If you are willing to volunteer for any of the above, I am willing to coordinate. You can contact me directly (573-6277, ext. 156) or you can also simply call Bridget Poulle of the DVCC (255-0405).

On another front, we are also working to have a representative from the DVCC participate in the training offered by the Office of the Child Advocate to the attorneys who volunteer to represent their clients pro bono, and we will be considering how to wrap domestic violence issues into CLE seminars as appropriate. The annual Family Law “fundamental” seminar seems like a good place to start. And we will be asking law firms and offices to make copies of the brochures prepared by DVCC, including hotline numbers, available in their lobbies and waiting rooms. Who knows when a client who comes to see you for transactional advice, on a bankruptcy matter or with a personal injury claim may need to have such information. One of the very pragmatic, but chilling, pieces of information in that brochure is a checklist of necessary items to include in a kit that a victim can grab if s/he suddenly needs to run. What a world, no?

On another subject, I bet most of us didn’t realize that February 24, 2003 will be the two hundredth anniversary of the Marbury v. Madison decision, establishing the doctrines of judicial review of congressional action and separation of powers. All right, if you are active in the ABA, you are probably aware because the Senior Lawyers Division is making quite a fuss about the anniversary, and rightly so, calling Chief Justice Marshall’s opinion “the most notable and far-reaching decision in our judicial history”, and lamenting the fact that so many Americans do not understand its importance. The ABA’s Division for Public Education has prepared a very informative brochure on the subject and has asked members to initiate educational outreach to inform the public of the principles established in the opinion.
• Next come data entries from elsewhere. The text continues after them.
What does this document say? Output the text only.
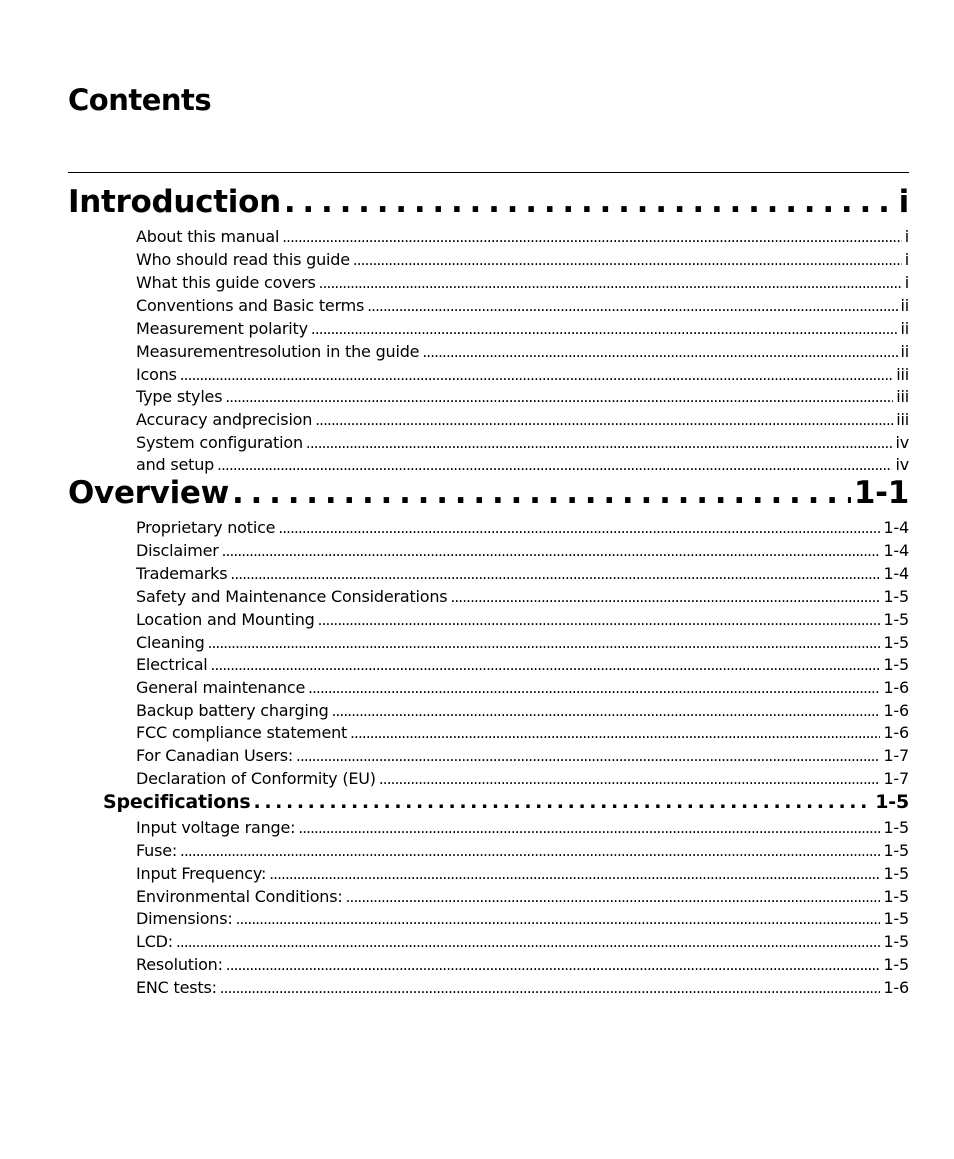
Contents
Introduction . . .	i
About this manual . . .	i
Who should read this guide . . .	i
What this guide covers . . .	i
Conventions and Basic terms . . .	ii
Measurement polarity . . .	ii
Measurementresolution in the guide . . .	ii
Icons . . .	iii
Type styles . . .	iii
Accuracy andprecision . . .	iii
System configuration . . .	iv
and setup . . .	iv
Overview . . .	1-1
Proprietary notice . . .	1-4
Disclaimer . . .	1-4
Trademarks . . .	1-4
Safety and Maintenance Considerations . . .	1-5
Location and Mounting . . .	1-5
Cleaning . . .	1-5
Electrical . . .	1-5
General maintenance . . .	1-6
Backup battery charging . . .	1-6
FCC compliance statement . . .	1-6
For Canadian Users: . . .	1-7
Declaration of Conformity (EU) . . .	1-7
Specifications . . .	1-5
Input voltage range: . . .	1-5
Fuse: . . .	1-5
Input Frequency: . . .	1-5
Environmental Conditions: . . .	1-5
Dimensions: . . .	1-5
LCD: . . .	1-5
Resolution: . . .	1-5
ENC tests: . . .	1-6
For those of us who have not read the opinion in the last few decades, and don’t have the time to study the brochure, here’s a brief synopsis, avoiding legalese, which I have shamelessly cobbled together from the ABA materials.
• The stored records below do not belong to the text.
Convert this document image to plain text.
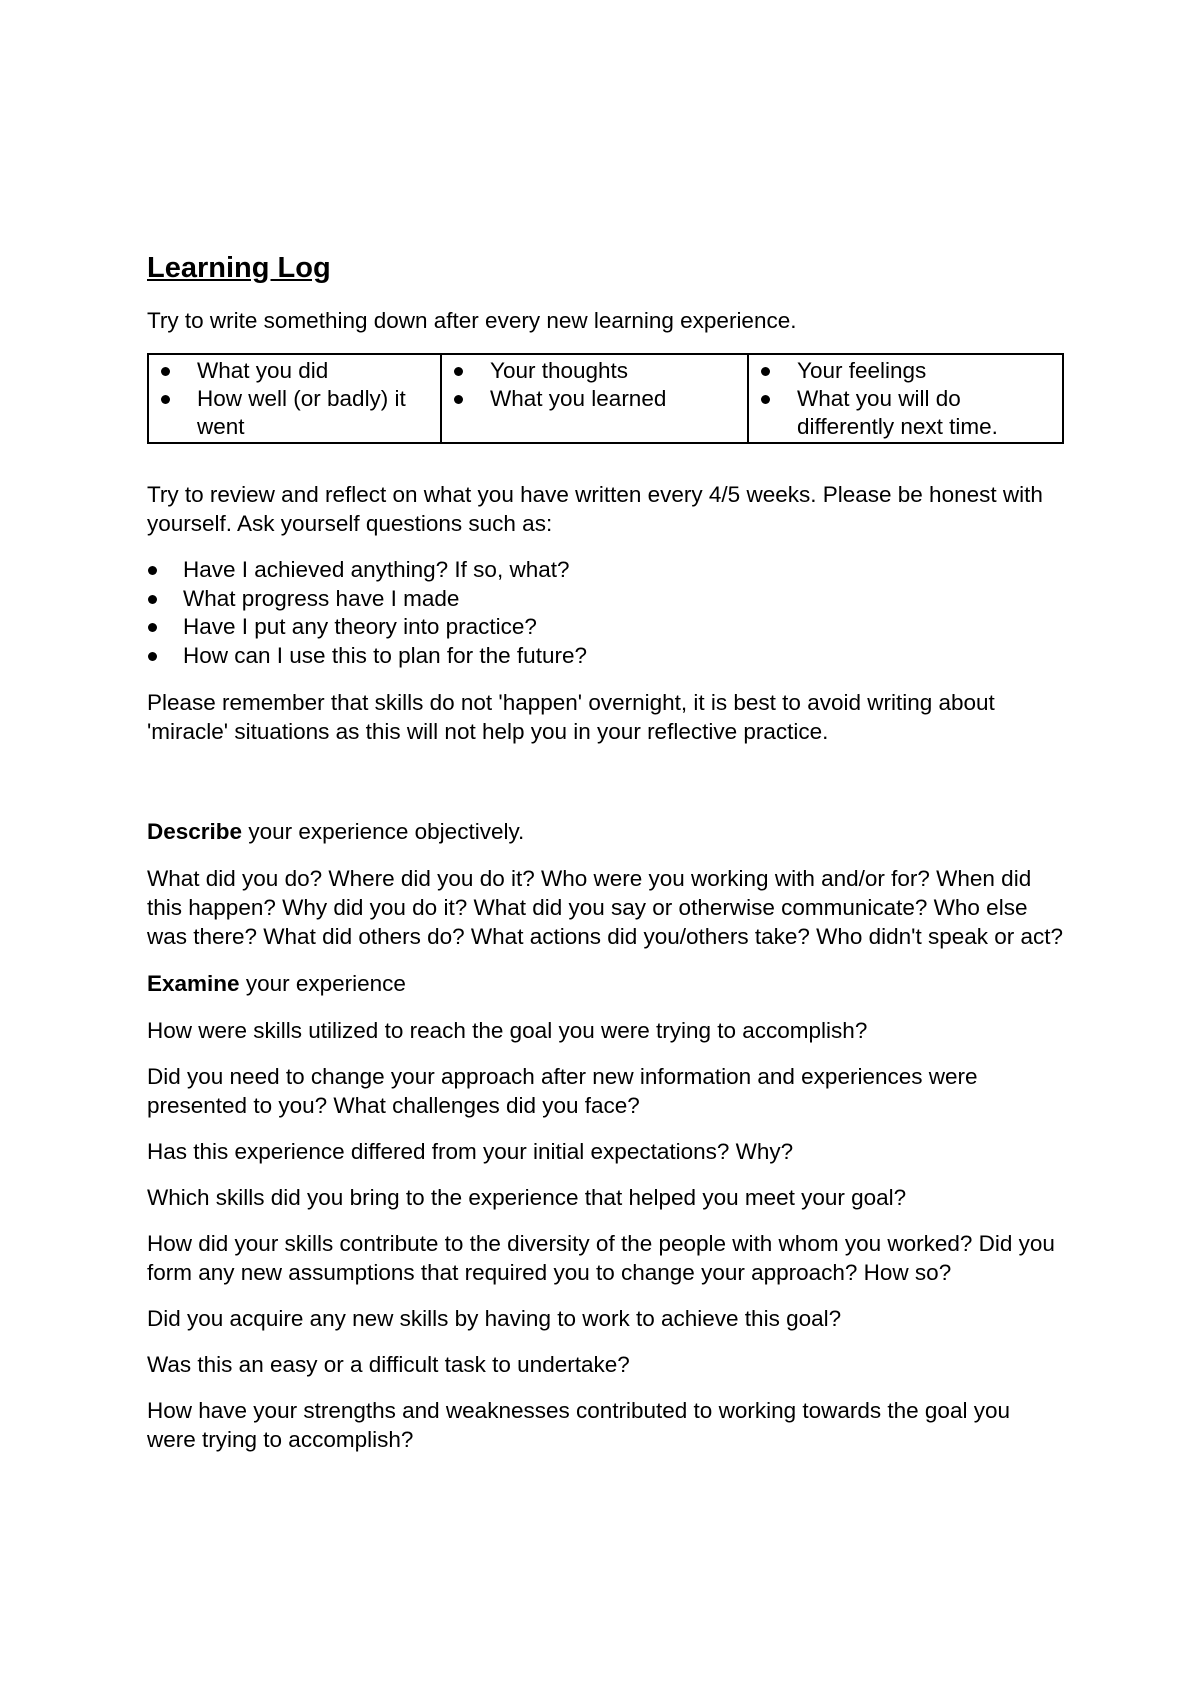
Learning Log

Try to write something down after every new learning experience.

What you did
How well (or badly) it went
Your thoughts
What you learned
Your feelings
What you will do differently next time.

Try to review and reflect on what you have written every 4/5 weeks. Please be honest with yourself. Ask yourself questions such as:

Have I achieved anything? If so, what?
What progress have I made
Have I put any theory into practice?
How can I use this to plan for the future?

Please remember that skills do not 'happen' overnight, it is best to avoid writing about 'miracle' situations as this will not help you in your reflective practice.

Describe your experience objectively.

What did you do? Where did you do it? Who were you working with and/or for? When did this happen? Why did you do it? What did you say or otherwise communicate? Who else was there? What did others do? What actions did you/others take? Who didn't speak or act?

Examine your experience

How were skills utilized to reach the goal you were trying to accomplish?

Did you need to change your approach after new information and experiences were presented to you? What challenges did you face?

Has this experience differed from your initial expectations? Why?

Which skills did you bring to the experience that helped you meet your goal?

How did your skills contribute to the diversity of the people with whom you worked? Did you form any new assumptions that required you to change your approach? How so?

Did you acquire any new skills by having to work to achieve this goal?

Was this an easy or a difficult task to undertake?

How have your strengths and weaknesses contributed to working towards the goal you were trying to accomplish?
John Adams (a Federalist) lost his presidential re-election bid to Thomas Jefferson (a Republican) in 1800. Adams was not happy. On his last nights in office, Adams busily signed off on a slew of judicial appointments in an effort to fill all the positions with his Federalist friends and thereby maintain control of the judiciary. However, not all the appointment letters were delivered to the respective appointees before Adams left office, and Jefferson refused to deliver them after his inauguration. William Marbury was among the disappointed would-be judicial officers whose appointments were not delivered, and he asked the Supreme Court to order Secretary of State James Madison to give his to him. In a fascinating maneuver, Chief Justice Marshall found that the law passed by Congress giving the Supreme Court the right to issue orders such as sought by Marbury was unconstitutional, therefore there was no basis for Marbury’s appeal. The Court thus adroitly avoided getting itself into the position of either granting the writ, which Jefferson and Madison would have ignored, adding to the image of the Court as a secondary tribunal with unequal powers, or denying the writ, which would look as though the Court were genuflecting to the president. And, by the way, the opinion established the power of the judiciary to review the constitutionality of Congressional action. Therein the independence of the judiciary was established for posterity.

Come to think of it, looking at the chaos in so much of the world today (and remembering the amazement in many parts of the world that our last presidential election ended up being fought out in the courts rather than on the streets), I believe I could persuade John Q. Public that Marbury v. Madison is a story worth telling.